Le « mêlez-vous de ce qui vous regarde » que l’Arabie saoudite a servi à l’Assemblée nationale dans sa lettre du 10 mars a quelque chose de profondément risible, troublant et contradictoire.
Le Royaume n’a pas aimé que les élus de la nation québécoise, le 11 février, dénoncent unanimement le sort que celui-ci réserve au blogueur Raïf Badawi, dont la famille est réfugiée à Sherbrooke. Ce créateur du site Liberal Saudi Network, faisant la promotion des droits de la personne et de la démocratie, a été inculpé de cybercrime, d’apostasie, de « désobéissance à son père ». M. Badawi fut condamné à 10 ans de prison, 300 000 dollars d’amende et 1000 coups de fouet. Une fois sorti de sa geôle ? On lui interdira de voyager pendant 10 ans.
Éloquente et ne mâchant pas ses mots, la ministre des Relations internationales, Christine St-Pierre, au Salon bleu, clama son « indignation profonde face à la condamnation de ce jeune homme en violation flagrante de sa dignité humaine et de sa liberté d’expression. Ce châtiment est cruel et inhumain ». L’Arabie saoudite a été élue au Conseil des droits de l’Homme des Nations unies en 2013, mais elle « continue à faire fi des droits et libertés fondamentaux de ses citoyens », déplora encore St-Pierre avant de souligner une autre inconséquence : ce pays est signataire, depuis 1997, de la Convention contre la torture et autres peines ou traitements cruels, inhumains et dégradants.
Dans sa lettre du 10 mars, le Royaume fait dans le relativisme : « ses » droits de la personne doivent être conformes avec sa conception de la charia. En 1948, rappelons-le, ce fut un des seuls pays à s’abstenir lors de l’adoption de la Déclaration universelle des droits de l’Homme. Elle s’applique à elle, comme lui rappelait le 19 février le secrétaire général de l’ONU, Ban Ki-moon, dans un communiqué, au terme de sa dernière visite en ce pays. Mais le Royaume préfère évidemment la Déclaration des droits de l’Homme en islam de 1990, dont l’article 24 se lit ainsi : « Tous les droits et libertés énoncés dans la présente Déclaration sont soumis à la charia islamique. »
Au coeur de sa lettre, l’ambassadeur saoudien condamne « toute forme d’ingérence dans ses affaires internes » et en rejette « toute violation de sa souveraineté ». Cela rappelle — notons-le au risque de toucher quelques « points Godwin » — la déclaration de 1933 de Joseph Goebbels devant la Société des Nations : « Charbonnier est maître chez soi.
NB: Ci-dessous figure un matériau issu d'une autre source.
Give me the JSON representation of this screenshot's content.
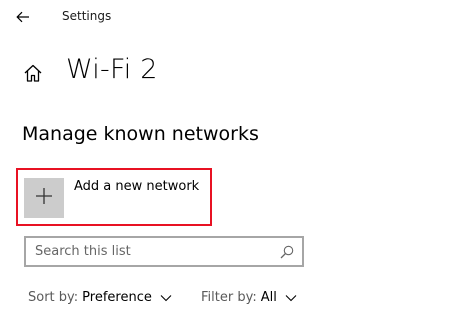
{
  "window": {
    "title": "Settings"
  },
  "page": {
    "title": "Wi-Fi 2"
  },
  "section": {
    "title": "Manage known networks"
  },
  "add_network": {
    "label": "Add a new network"
  },
  "search": {
    "placeholder": "Search this list",
    "value": ""
  },
  "sort": {
    "label": "Sort by:",
    "value": "Preference"
  },
  "filter": {
    "label": "Filter by:",
    "value": "All"
  },
  "colors": {
    "highlight_border": "#e81123",
    "add_tile": "#cccccc",
    "search_border": "#a6a6a6"
  },
  "icons": [
    "back-arrow-icon",
    "home-icon",
    "plus-icon",
    "search-icon",
    "chevron-down-icon"
  ]
}
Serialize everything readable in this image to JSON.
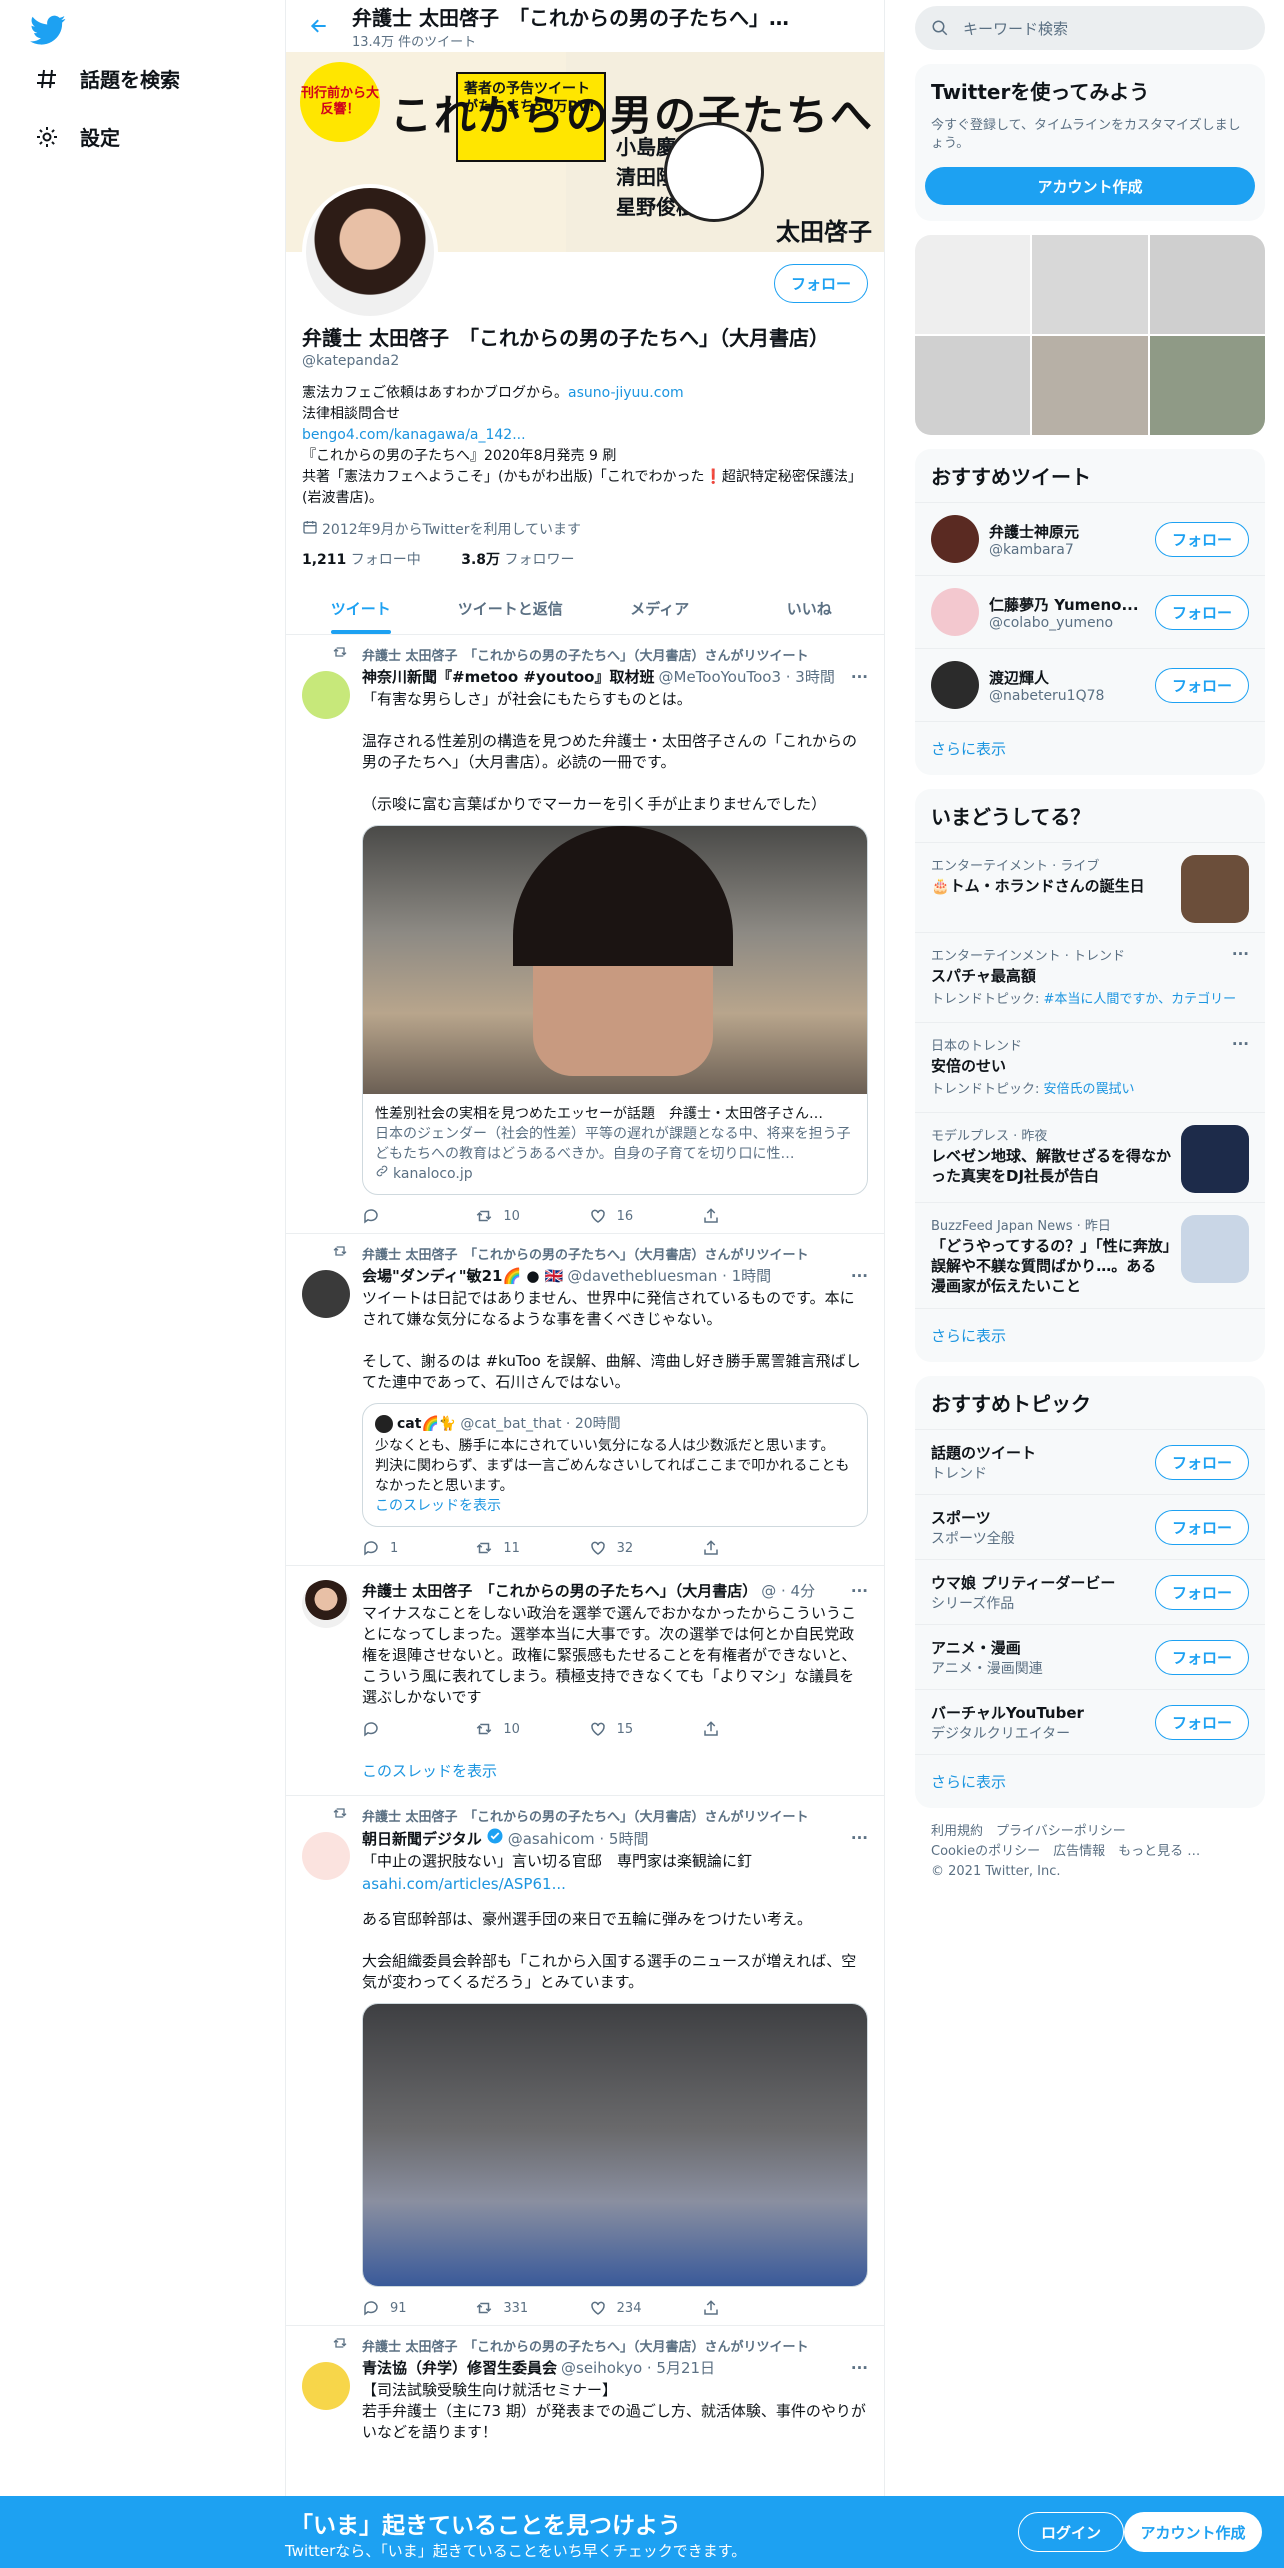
{
  "colors": {
    "accent": "#1da1f2",
    "text": "#0f1419",
    "secondary": "#5b7083",
    "bottom_bar": "#1da1f2"
  },
  "left_nav": {
    "items": [
      {
        "icon": "hashtag-icon",
        "label": "話題を検索"
      },
      {
        "icon": "gear-icon",
        "label": "設定"
      }
    ]
  },
  "header": {
    "title": "弁護士 太田啓子　「これからの男の子たちへ」…",
    "tweet_count": "13.4万 件のツイート"
  },
  "banner": {
    "big_title": "これからの男の子たちへ",
    "badge": "刊行前から大反響！",
    "box_note": "著者の予告ツイートがたちまち50万PV!",
    "names": [
      "小島慶子",
      "清田隆之",
      "星野俊樹"
    ],
    "author": "太田啓子"
  },
  "profile": {
    "follow_label": "フォロー",
    "name": "弁護士 太田啓子　「これからの男の子たちへ」（大月書店）",
    "handle": "@katepanda2",
    "bio_line1": "憲法カフェご依頼はあすわかブログから。",
    "bio_link1": "asuno-jiyuu.com",
    "bio_line2": "法律相談問合せ",
    "bio_link2": "bengo4.com/kanagawa/a_142...",
    "bio_line3": "『これからの男の子たちへ』2020年8月発売  9 刷",
    "bio_line4": "共著「憲法カフェへようこそ」(かもがわ出版)「これでわかった❗超訳特定秘密保護法」(岩波書店)。",
    "joined": "2012年9月からTwitterを利用しています",
    "following_count": "1,211",
    "following_label": "フォロー中",
    "followers_count": "3.8万",
    "followers_label": "フォロワー"
  },
  "tabs": [
    "ツイート",
    "ツイートと返信",
    "メディア",
    "いいね"
  ],
  "tweets": [
    {
      "retweet_by": "弁護士 太田啓子　「これからの男の子たちへ」（大月書店）さんがリツイート",
      "name": "神奈川新聞『#metoo #youtoo』取材班",
      "handle": "@MeTooYouToo3 · 3時間",
      "body": "「有害な男らしさ」が社会にもたらすものとは。\n\n温存される性差別の構造を見つめた弁護士・太田啓子さんの「これからの男の子たちへ」（大月書店）。必読の一冊です。\n\n（示唆に富む言葉ばかりでマーカーを引く手が止まりませんでした）",
      "card_title": "性差別社会の実相を見つめたエッセーが話題　弁護士・太田啓子さん…",
      "card_desc": "日本のジェンダー（社会的性差）平等の遅れが課題となる中、将来を担う子どもたちへの教育はどうあるべきか。自身の子育てを切り口に性…",
      "card_domain": "kanaloco.jp",
      "replies": "",
      "retweets": "10",
      "likes": "16"
    },
    {
      "retweet_by": "弁護士 太田啓子　「これからの男の子たちへ」（大月書店）さんがリツイート",
      "name": "会場\"ダンディ\"敏21🌈 ● 🇬🇧",
      "handle": "@davethebluesman · 1時間",
      "body": "ツイートは日記ではありません、世界中に発信されているものです。本にされて嫌な気分になるような事を書くべきじゃない。\n\nそして、謝るのは #kuToo を誤解、曲解、湾曲し好き勝手罵詈雑言飛ばしてた連中であって、石川さんではない。",
      "quote_name": "cat🌈🐈",
      "quote_handle": "@cat_bat_that · 20時間",
      "quote_body": "少なくとも、勝手に本にされていい気分になる人は少数派だと思います。\n判決に関わらず、まずは一言ごめんなさいしてればここまで叩かれることもなかったと思います。",
      "quote_thread": "このスレッドを表示",
      "replies": "1",
      "retweets": "11",
      "likes": "32"
    },
    {
      "name": "弁護士 太田啓子　「これからの男の子たちへ」（大月書店）",
      "handle": "@ · 4分",
      "body": "マイナスなことをしない政治を選挙で選んでおかなかったからこういうことになってしまった。選挙本当に大事です。次の選挙では何とか自民党政権を退陣させないと。政権に緊張感もたせることを有権者ができないと、こういう風に表れてしまう。積極支持できなくても「よりマシ」な議員を選ぶしかないです",
      "replies": "",
      "retweets": "10",
      "likes": "15",
      "thread_link": "このスレッドを表示"
    },
    {
      "retweet_by": "弁護士 太田啓子　「これからの男の子たちへ」（大月書店）さんがリツイート",
      "name": "朝日新聞デジタル",
      "handle": "@asahicom · 5時間",
      "body": "「中止の選択肢ない」言い切る官邸　専門家は楽観論に釘",
      "link": "asahi.com/articles/ASP61...",
      "body2": "ある官邸幹部は、豪州選手団の来日で五輪に弾みをつけたい考え。\n\n大会組織委員会幹部も「これから入国する選手のニュースが増えれば、空気が変わってくるだろう」とみています。",
      "replies": "91",
      "retweets": "331",
      "likes": "234"
    },
    {
      "retweet_by": "弁護士 太田啓子　「これからの男の子たちへ」（大月書店）さんがリツイート",
      "name": "青法協（弁学）修習生委員会",
      "handle": "@seihokyo · 5月21日",
      "body": "【司法試験受験生向け就活セミナー】\n若手弁護士（主に73 期）が発表までの過ごし方、就活体験、事件のやりがいなどを語ります！"
    }
  ],
  "right": {
    "search_placeholder": "キーワード検索",
    "try_title": "Twitterを使ってみよう",
    "try_sub": "今すぐ登録して、タイムラインをカスタマイズしましょう。",
    "try_button": "アカウント作成",
    "who_title": "おすすめツイート",
    "who": [
      {
        "name": "弁護士神原元",
        "handle": "@kambara7"
      },
      {
        "name": "仁藤夢乃 Yumeno...",
        "handle": "@colabo_yumeno"
      },
      {
        "name": "渡辺輝人",
        "handle": "@nabeteru1Q78"
      }
    ],
    "who_more": "さらに表示",
    "trends_title": "いまどうしてる？",
    "trends": [
      {
        "context": "エンターテイメント · ライブ",
        "title": "🎂トム・ホランドさんの誕生日"
      },
      {
        "context": "エンターテインメント · トレンド",
        "title": "スパチャ最高額",
        "topic_prefix": "トレンドトピック: ",
        "topic": "#本当に人間ですか、カテゴリー"
      },
      {
        "context": "日本のトレンド",
        "title": "安倍のせい",
        "topic_prefix": "トレンドトピック: ",
        "topic": "安倍氏の罠拭い"
      },
      {
        "context": "モデルプレス · 昨夜",
        "title": "レベゼン地球、解散せざるを得なかった真実をDJ社長が告白"
      },
      {
        "context": "BuzzFeed Japan News · 昨日",
        "title": "「どうやってするの？」「性に奔放」誤解や不躾な質問ばかり…。ある漫画家が伝えたいこと"
      }
    ],
    "trends_more": "さらに表示",
    "topics_title": "おすすめトピック",
    "topics": [
      {
        "name": "話題のツイート",
        "sub": "トレンド"
      },
      {
        "name": "スポーツ",
        "sub": "スポーツ全般"
      },
      {
        "name": "ウマ娘 プリティーダービー",
        "sub": "シリーズ作品"
      },
      {
        "name": "アニメ・漫画",
        "sub": "アニメ・漫画関連"
      },
      {
        "name": "バーチャルYouTuber",
        "sub": "デジタルクリエイター"
      }
    ],
    "topics_more": "さらに表示",
    "footer_line1": "利用規約　プライバシーポリシー",
    "footer_line2": "Cookieのポリシー　広告情報　もっと見る …",
    "footer_line3": "© 2021 Twitter, Inc."
  },
  "bottom_bar": {
    "headline": "「いま」起きていることを見つけよう",
    "sub": "Twitterなら、「いま」起きていることをいち早くチェックできます。",
    "login": "ログイン",
    "signup": "アカウント作成"
  }
}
Nous traiterons comme nous l’entendons nos socialistes, nos communistes et nos juifs. »
L’Arabie saoudite, où l’on décapite les « criminels » au sabre, a beau participer au système international, elle défend néanmoins, d’une part, une vision de la justice « moyenâgeuse ». La Suède le lui a dit récemment en rompant un accord de coopération militaire avec elle. Le Québec devrait inciter Ottawa à imiter ce geste afin de protester plus fermement. Comme le rappelait Bernard Drainville en février, le Canada a été un acteur clé dans l’isolement international de l’Afrique du Sud dans les années 1980, afin de dénoncer l’apartheid.
D’autre part, l’Arabie saoudite a une conception pré-1948 de la souveraineté étatique totalement hermétique ; absolue, comme sa monarchie. Mais sur ce plan aussi, le Royaume est pour le moins contradictoire : il a dénoncé, depuis 2012, les violations aux droits de l’Homme en Syrie ! Et ne se gêne pas pour intervenir militairement au Yémen. Humaniste, l’Assemblée nationale a décidément bien fait de se « mêler de ce qui ne la regarde pas ». Rien de ce qui est humain ne lui est étranger.